Prof. Dr. Stephan Ory, Vorsitzender des Medienrates der LMS, widmete sich ebenfalls Regulierungsfragen in einem Kurzvortrag zum Thema „Immer noch alles Rundfunk? Vielfaltssicherung in fragmentierten Märkten“. Er stellte zunächst für regionale Anbieter wie etwa den Hörfunk fest, dass diese Unternehmen sich nach wie vor weit überwiegend aus Erlösen aus dem klassischen Bereich finanzierten. Sowohl Fernsehen als auch Radio wiesen weiterhin hohe Nutzungszahlen aus. Das müsse und werde nicht so bleiben, wobei offen sei, wie schnell sich ein Wandel vollziehe und sich hinsichtlich der Vielfalt und des journalistisch-redaktionellen Angebots auswirke. „Die Politik hat hier die Aufgabe einen Ordnungsrahmen zu schaffen, der künftig auch kleinen und mittleren Unternehmen einen Marktzutritt erlaubt“, so Ory. Er skizzierte mehrere Stellschrauben, die der Regulierung zur Verfügung stünden: So könnten einige Anforderungen auch auf nichtlineare Angebote angewendet werden, z.B. Vorgaben für europäische Produktionen in Video-Abrufdiensten. Das Äußerungsrecht müsse ausgestaltet werden. Nutzer und Anbieter, die öffentlich meinungsbildend tätig seien, können mehr in die Verantwortung genommen werden. Das Telekommunikationsrecht habe im Interesse kleinerer oder neuer Anbieter für Interoperabilität der Systeme zu sorgen. Kartellrecht, Urheberrecht und Verbraucherschutz seien ebenfalls zu berücksichtigen. „Alle diese Stellschrauben bilden ein komplexes Räderwerk, das regelmäßiger Anpassung und Überprüfung bedarf. Die Politik scheint gerade erst dabei zu sein, dieses System zu verstehen. Der Medienrat der LMS versucht zusammen mit den anderen Medienanstalten in diesem Prozess Hinweisgeber zu sein, richtungsweisende Fragen zu stellen und Antworten mit unterschiedlichen Gesprächspartnern zu suchen. Er hat dabei immer auch die Vielfalt des regionalen Marktes und die Zugangschancen der regionalen Anbieter im Blick“, so Ory.

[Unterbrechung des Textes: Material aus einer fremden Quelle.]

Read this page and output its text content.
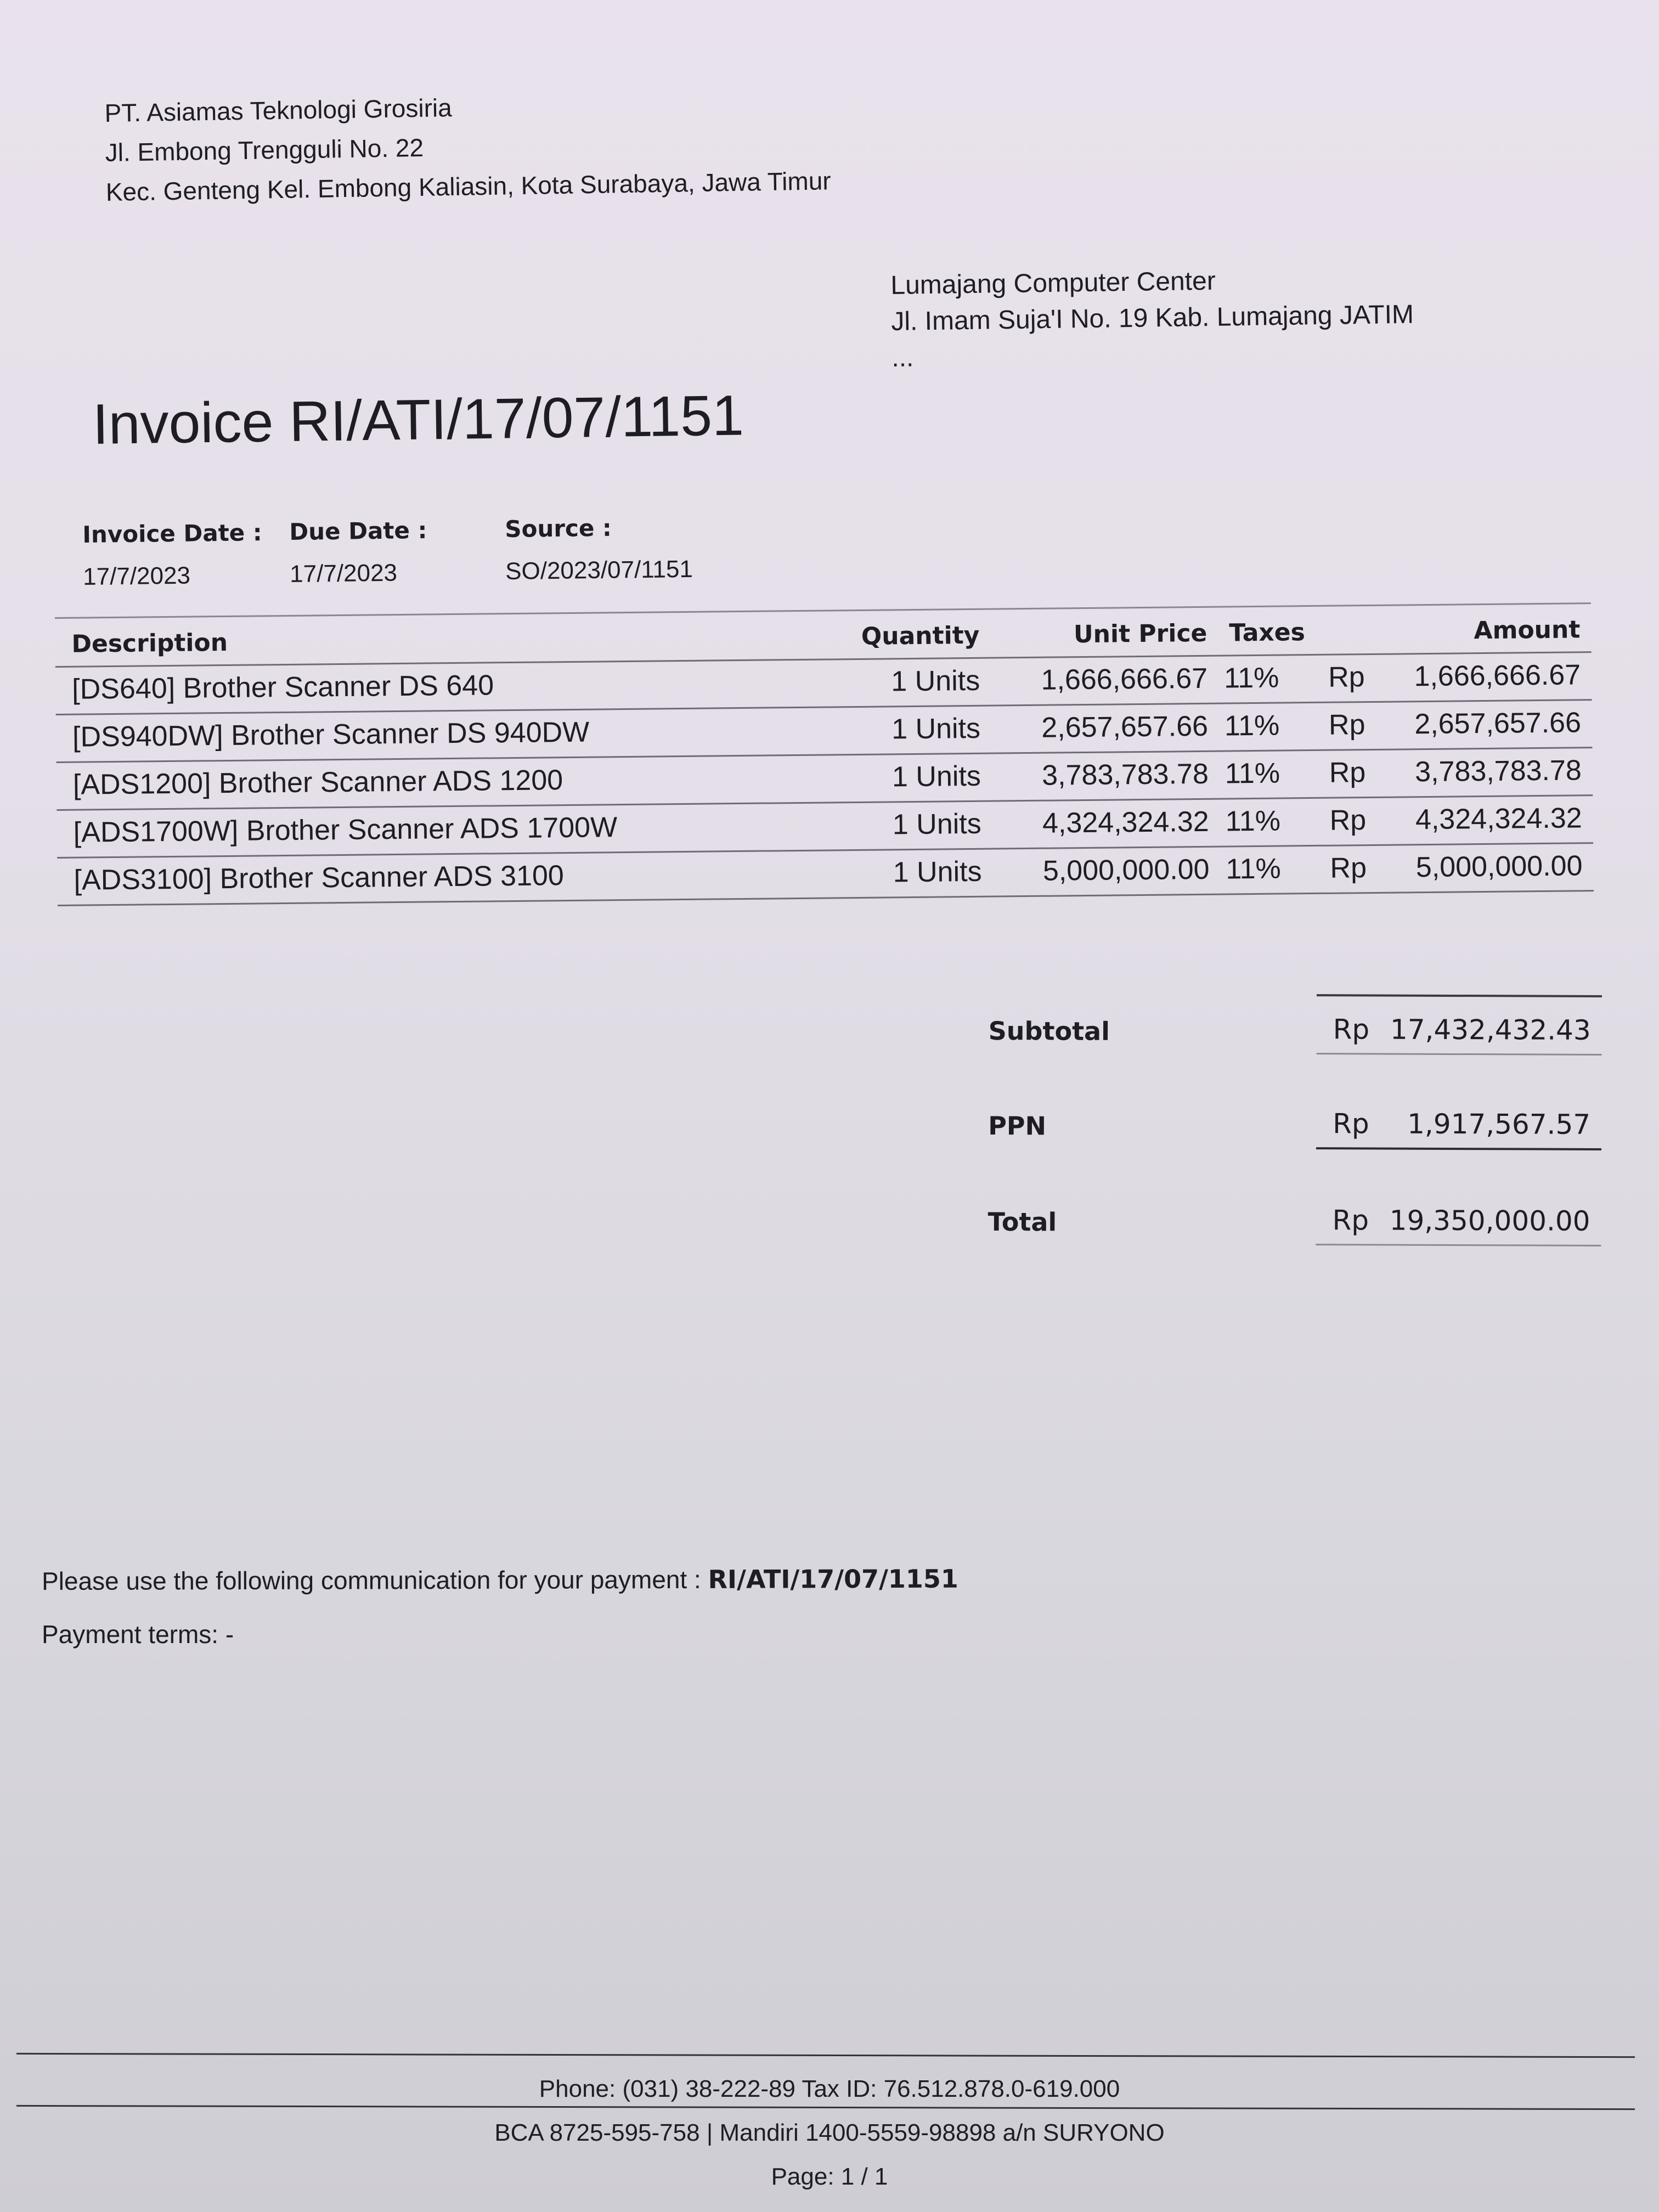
PT. Asiamas Teknologi Grosiria
Jl. Embong Trengguli No. 22
Kec. Genteng Kel. Embong Kaliasin, Kota Surabaya, Jawa Timur
Lumajang Computer Center
Jl. Imam Suja'I No. 19 Kab. Lumajang JATIM
...
Invoice RI/ATI/17/07/1151
Invoice Date :
17/7/2023
Due Date :
17/7/2023
Source :
SO/2023/07/1151
Description	Quantity	Unit Price Taxes	Amount
[DS640] Brother Scanner DS 640	1 Units 1,666,666.67 11% Rp 1,666,666.67
[DS940DW] Brother Scanner DS 940DW	1 Units 2,657,657.66 11% Rp 2,657,657.66
[ADS1200] Brother Scanner ADS 1200	1 Units 3,783,783.78 11% Rp 3,783,783.78
[ADS1700W] Brother Scanner ADS 1700W	1 Units 4,324,324.32 11% Rp 4,324,324.32
[ADS3100] Brother Scanner ADS 3100	1 Units 5,000,000.00 11% Rp 5,000,000.00
Subtotal	Rp 17,432,432.43
PPN	Rp 1,917,567.57
Total	Rp 19,350,000.00
Please use the following communication for your payment : RI/ATI/17/07/1151
Payment terms: -
Phone: (031) 38-222-89 Tax ID: 76.512.878.0-619.000
BCA 8725-595-758 | Mandiri 1400-5559-98898 a/n SURYONO
Page: 1 / 1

Uwe Conradt, Direktor der gastgebenden LMS, fasste angesichts der vorherigen Statements einige grundsätzliche und demokratiepolitische Aspekte aus Sicht einer Medienanstalt zusammen: Der fundamentale Wandel der letzten Jahre werde auch darin sichtbar, dass die drei weltweit mächtigsten Unternehmen alle im Medienbereich tätig seien. Die Medienregulierung dürfe angesichts dessen weder nur weiße Salbe verteilen noch eine weiße Fahne hissen. Vielmehr sei eine „Regulierung zur Freiheit“ gefordert. Freiheit des Zugangs sei ebenso zu gewährleisten wie Freiheit vor Manipulation. Einer völligen Deregulierung des Marktes, die von einigen Unternehmensvertretern gefordert wird, müsse im Interesse des demokratischen Gemeinwesens entgegengetreten werden. „Es ist offensichtlich, dass das Internet ebenso wie der Rundfunk eine zentrale Rolle bei der Informationsvermittlung und Meinungsbildung einnimmt. Entsprechend gilt auch die Feststellung des Bundesverfassungsgerichts, dass die Freiheit der Medien eine dienende Freiheit ist und die Funktion der ungehinderten freien Meinungsbildung erfüllen muss. In unserem Verständnis besteht eine Gewährleistungspflicht des Staates, Gefährdungen der Meinungs- und Informationsfreiheit auch präventiv zu verhindern. Schon das Potential zu Manipulation rechtfertigt regulatorische Eingriffe.“ Der Diskussionsprozess zu diesem Ordnungsrahmen müsse mit den gesellschaftlich relevanten Gruppen, der Wissenschaft und der Öffentlichkeit geführt werden. Ziel sei dabei, die Medienfreiheit zu erhalten und zu fördern. „Hierbei können die Landesmedienanstalten einen großen Beitrag leisten“, so Conradt.
Mit Dank an die Ministerpräsidentin und die Vorredner für die inhaltlichen Impulse sowie Klaus Dittrich für die Moderation lud Conradt die Gäste zu einem weiteren angeregten Sommerabend ein.